Total sleep deprivation (SD) for as little as 24 hours can result in measurable decline in cognitive performance.1 Beyond experimental settings, changes in attention, memory, and decision-making contribute to increased physician errors while on shift duty,2,3 and deficits in vigilant attention can result in fatal transport accidents.4 Despite a growing number of editorials and advisories5 regarding the health risks of SD, self-imposed denial of sleep has become increasingly prevalent in urban societies. As such, what was formerly of interest primarily to the military has become a global health and safety concern. This has motivated an awakening of research into the mechanisms underlying SD-related cognitive decline. Additionally, it has become of interest to identify individuals susceptible to the effects of SD and to ascertain the appropriateness of countermeasures deployed to reduce functional deficits where SD is unavoidable.

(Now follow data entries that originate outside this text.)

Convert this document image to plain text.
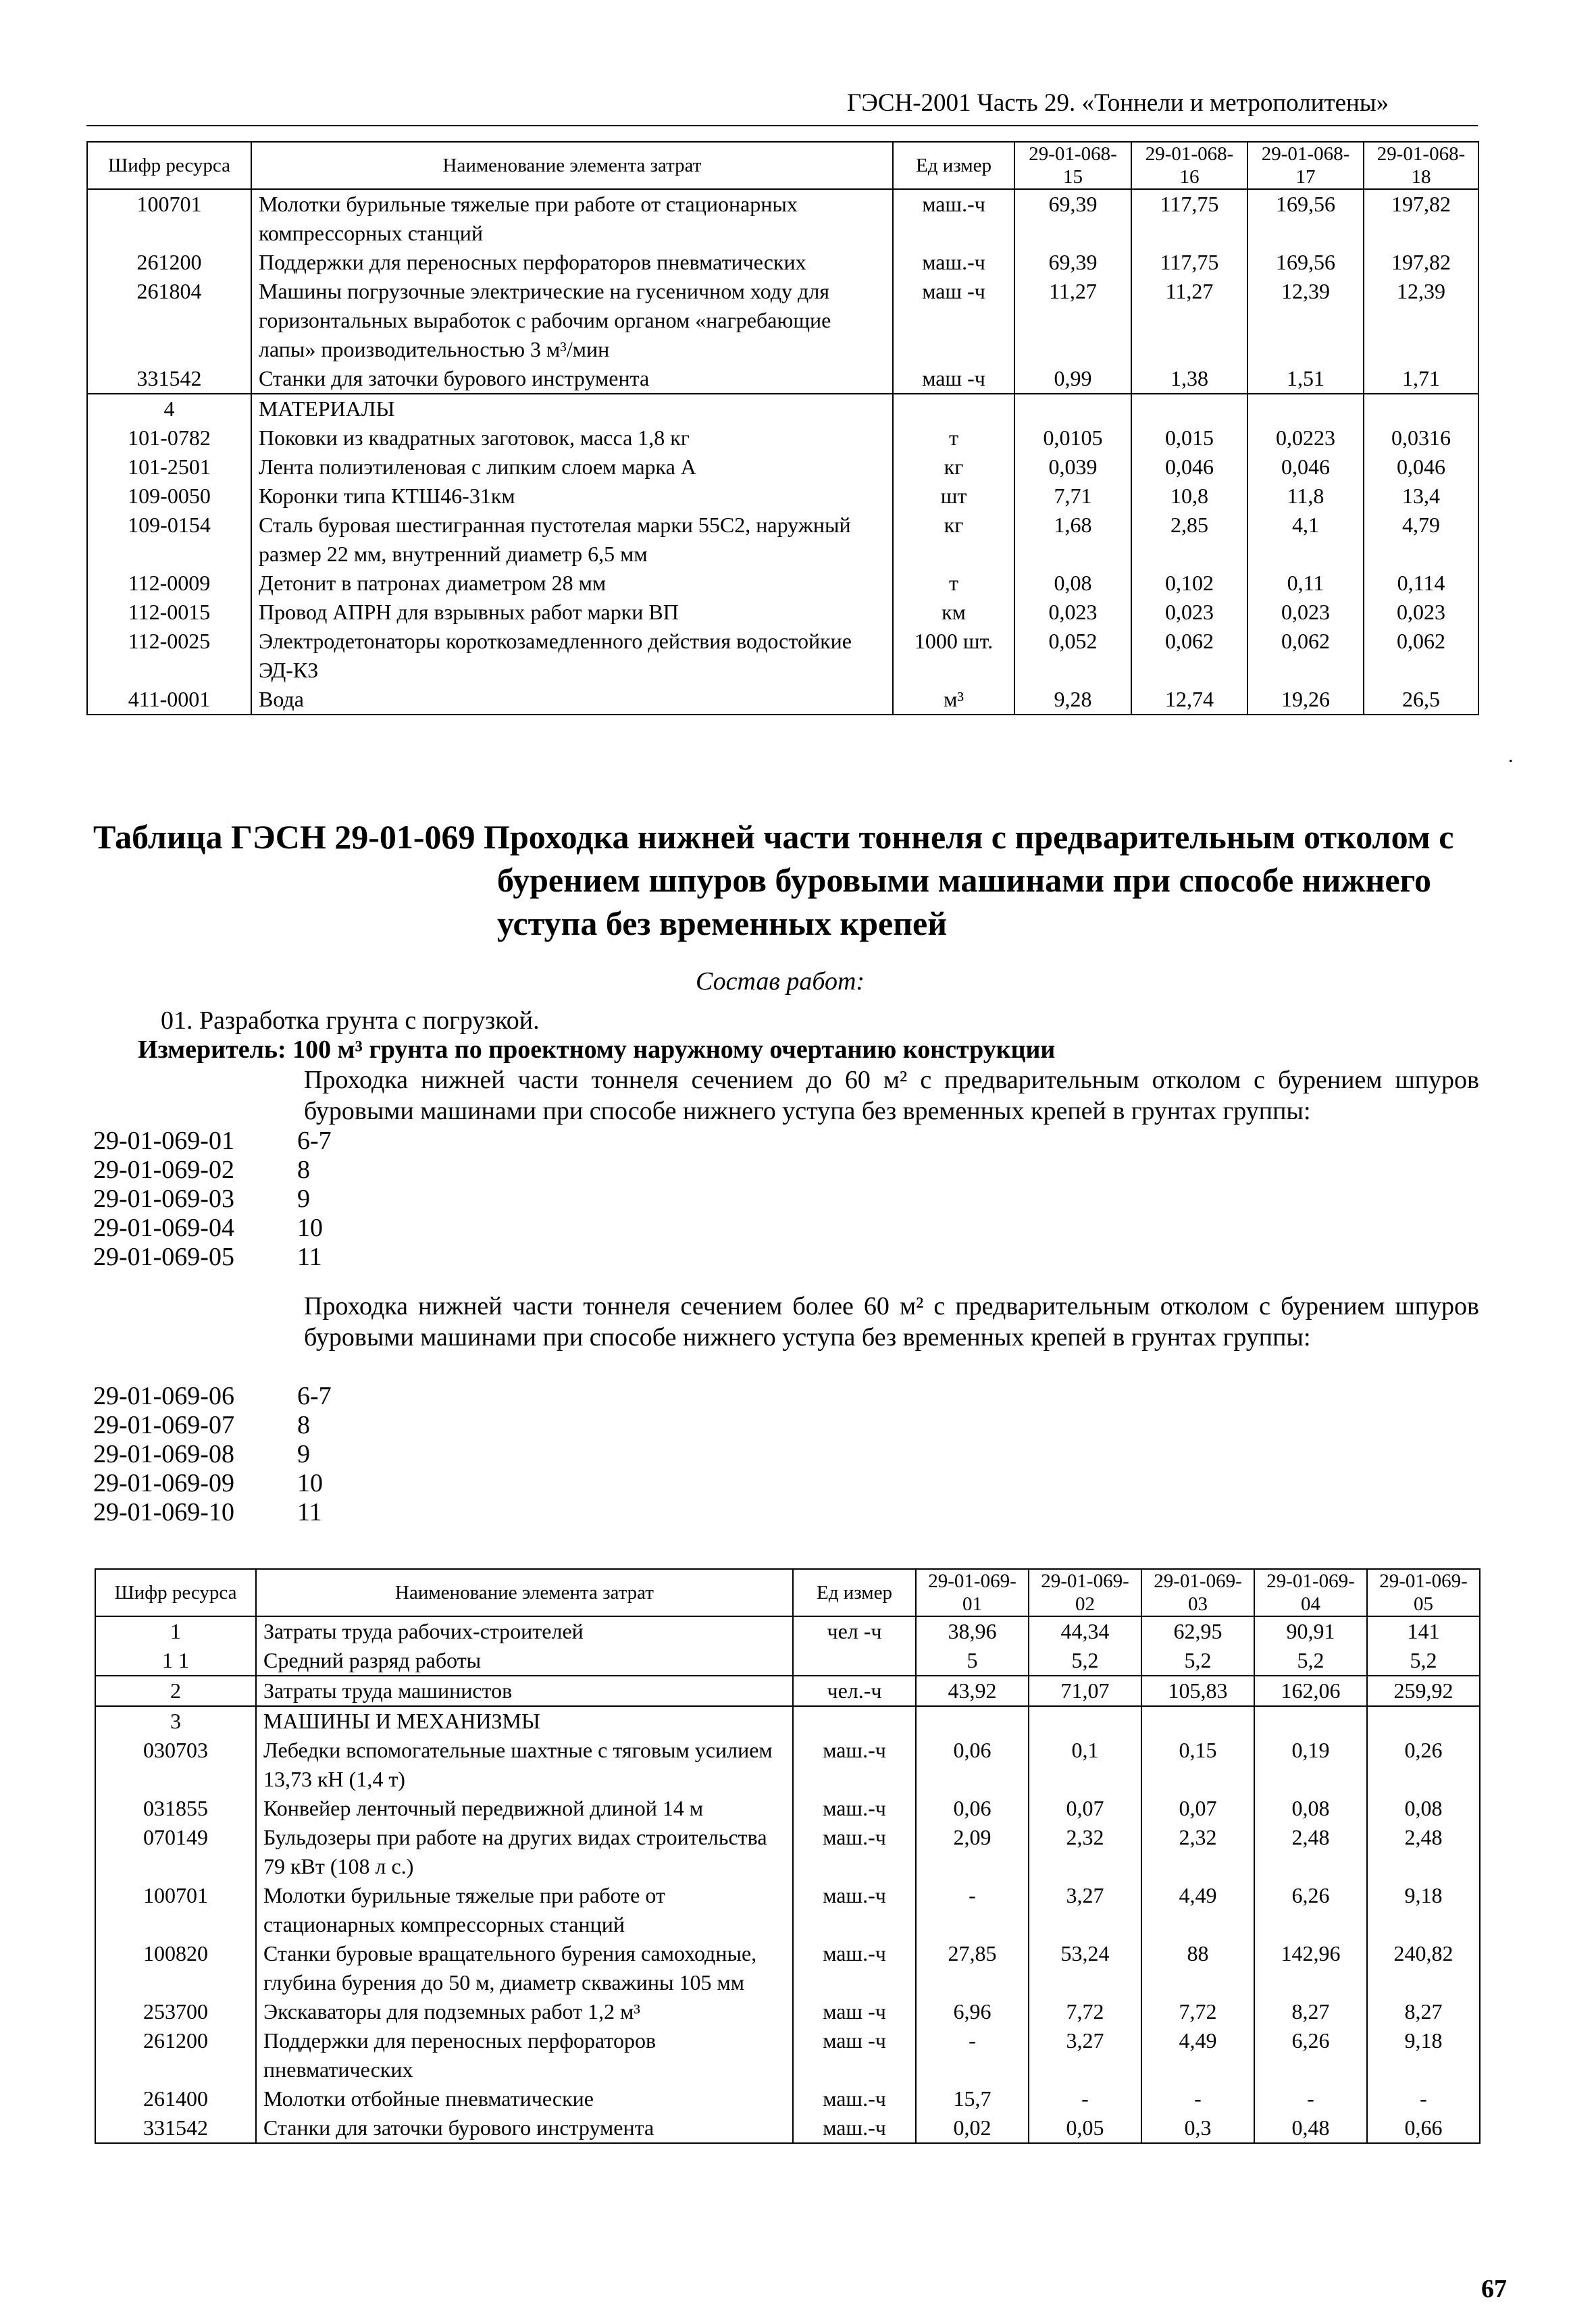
ГЭСН-2001 Часть 29. «Тоннели и метрополитены»
Шифр ресурса	Наименование элемента затрат	Ед измер	29-01-068-15	29-01-068-16	29-01-068-17	29-01-068-18
100701	Молотки бурильные тяжелые при работе от стационарных компрессорных станций	маш.-ч	69,39	117,75	169,56	197,82
261200	Поддержки для переносных перфораторов пневматических	маш.-ч	69,39	117,75	169,56	197,82
261804	Машины погрузочные электрические на гусеничном ходу для горизонтальных выработок с рабочим органом «нагребающие лапы» производительностью 3 м³/мин	маш -ч	11,27	11,27	12,39	12,39
331542	Станки для заточки бурового инструмента	маш -ч	0,99	1,38	1,51	1,71
4	МАТЕРИАЛЫ					
101-0782	Поковки из квадратных заготовок, масса 1,8 кг	т	0,0105	0,015	0,0223	0,0316
101-2501	Лента полиэтиленовая с липким слоем марка А	кг	0,039	0,046	0,046	0,046
109-0050	Коронки типа КТШ46-31км	шт	7,71	10,8	11,8	13,4
109-0154	Сталь буровая шестигранная пустотелая марки 55С2, наружный размер 22 мм, внутренний диаметр 6,5 мм	кг	1,68	2,85	4,1	4,79
112-0009	Детонит в патронах диаметром 28 мм	т	0,08	0,102	0,11	0,114
112-0015	Провод АПРН для взрывных работ марки ВП	км	0,023	0,023	0,023	0,023
112-0025	Электродетонаторы короткозамедленного действия водостойкие ЭД-КЗ	1000 шт.	0,052	0,062	0,062	0,062
411-0001	Вода	м³	9,28	12,74	19,26	26,5
.
Таблица ГЭСН 29-01-069 Проходка нижней части тоннеля с предварительным отколом с
бурением шпуров буровыми машинами при способе нижнего
уступа без временных крепей
Состав работ:
01. Разработка грунта с погрузкой.
Измеритель: 100 м³ грунта по проектному наружному очертанию конструкции
Проходка нижней части тоннеля сечением до 60 м² с предварительным отколом с бурением шпуров буровыми машинами при способе нижнего уступа без временных крепей в грунтах группы:
29-01-069-01	6-7
29-01-069-02	8
29-01-069-03	9
29-01-069-04	10
29-01-069-05	11
Проходка нижней части тоннеля сечением более 60 м² с предварительным отколом с бурением шпуров буровыми машинами при способе нижнего уступа без временных крепей в грунтах группы:
29-01-069-06	6-7
29-01-069-07	8
29-01-069-08	9
29-01-069-09	10
29-01-069-10	11
Шифр ресурса	Наименование элемента затрат	Ед измер	29-01-069-01	29-01-069-02	29-01-069-03	29-01-069-04	29-01-069-05
1	Затраты труда рабочих-строителей	чел -ч	38,96	44,34	62,95	90,91	141
1 1	Средний разряд работы		5	5,2	5,2	5,2	5,2
2	Затраты труда машинистов	чел.-ч	43,92	71,07	105,83	162,06	259,92
3	МАШИНЫ И МЕХАНИЗМЫ						
030703	Лебедки вспомогательные шахтные с тяговым усилием 13,73 кН (1,4 т)	маш.-ч	0,06	0,1	0,15	0,19	0,26
031855	Конвейер ленточный передвижной длиной 14 м	маш.-ч	0,06	0,07	0,07	0,08	0,08
070149	Бульдозеры при работе на других видах строительства 79 кВт (108 л с.)	маш.-ч	2,09	2,32	2,32	2,48	2,48
100701	Молотки бурильные тяжелые при работе от стационарных компрессорных станций	маш.-ч	-	3,27	4,49	6,26	9,18
100820	Станки буровые вращательного бурения самоходные, глубина бурения до 50 м, диаметр скважины 105 мм	маш.-ч	27,85	53,24	88	142,96	240,82
253700	Экскаваторы для подземных работ 1,2 м³	маш -ч	6,96	7,72	7,72	8,27	8,27
261200	Поддержки для переносных перфораторов пневматических	маш -ч	-	3,27	4,49	6,26	9,18
261400	Молотки отбойные пневматические	маш.-ч	15,7	-	-	-	-
331542	Станки для заточки бурового инструмента	маш.-ч	0,02	0,05	0,3	0,48	0,66
67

Functional magnetic resonance imaging (fMRI) has attracted considerable interest as a tool in these research areas because it complements observing behavior, provides a clearer spatial localization of cognitive effects than electroencephalography (EEG), and can be performed repeatedly without significant safety concerns. The fMRI studies reviewed here pertain to studies examining task-related activation in sleep-deprived individuals and to reports on the delayed effects of sleep or SD on neural activation. The latter set of studies were performed primarily to characterize memory consolidation.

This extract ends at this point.